Nestled in the mountainous Cusco Region of Peru, the 15th century ruins of Machu Picchu are thought to be an estate built for a powerful Inca emperor. Machu Picchu was declared a World Heritage Site in the early 1980s, and is revered as one of the great modern wonders of the world.
As tourist attractions go, Machu Picchu is not one for the feint-hearted, particularly if you don't enjoy heights! Despite its relative inaccessibility, it does still attract large numbers of visitors, with trains and buses doing most of the leg-work for the majority of visitors.
Those who are able may prefer the hike along the Inca trail, which is a fantastic opportunity to enjoy the rich variety of flora and fauna in the region. Involving either a two-day or four-day hike, depending on the starting point, you will need to rough it a little, sleeping in tents and walking several hours at a time.

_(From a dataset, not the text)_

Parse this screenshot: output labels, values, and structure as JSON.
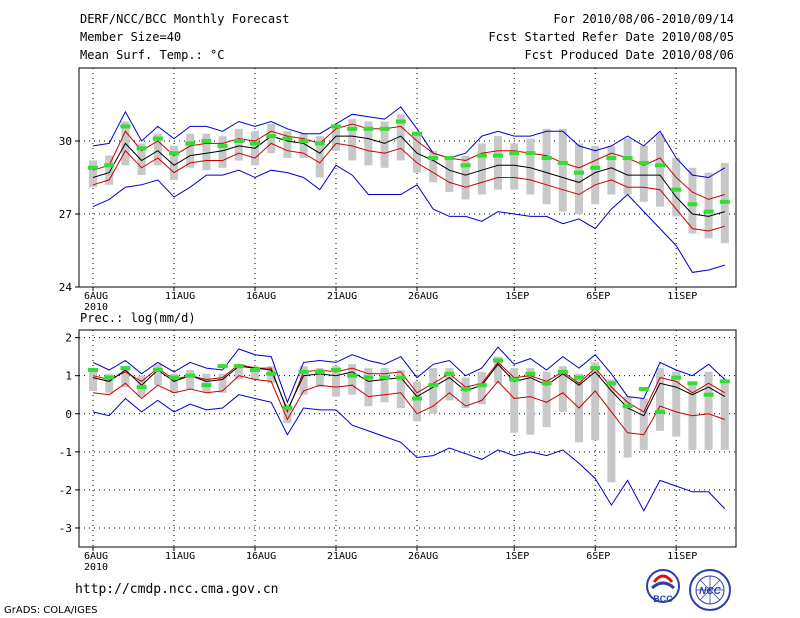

The Inca trail is controlled and maintained by the Peruvian government, so you will be joining an organised tour on your epic trek, but the rewards are more than worth it.
Where is it?
High in the Andes mountain range, 2,430ft above sea level, Machu Picchu is in the Cusco Region of Peru, situated on a mountain ridge overlooking the Urubamba Valley.
What is it?
The ruins of an Inca estate that was never found, and therefore never ransacked by the Spanish conquistadors, making it a very special and unique insight into the lives of the Inca people.
Best time to visit?
The rainy season is between November and March, at which time the Inca trail is closed, but you can still visit by other means and it is quieter than in the dry season. Get there as early as possible to enjoy Machu Picchu with fewer tourists.
Arriving on foot along the Inca trail your first sight of Machu Picchu will be through the Sun Gate, where you may be lucky enough to catch the first rays of the sun rising above the stunning views across the Andes.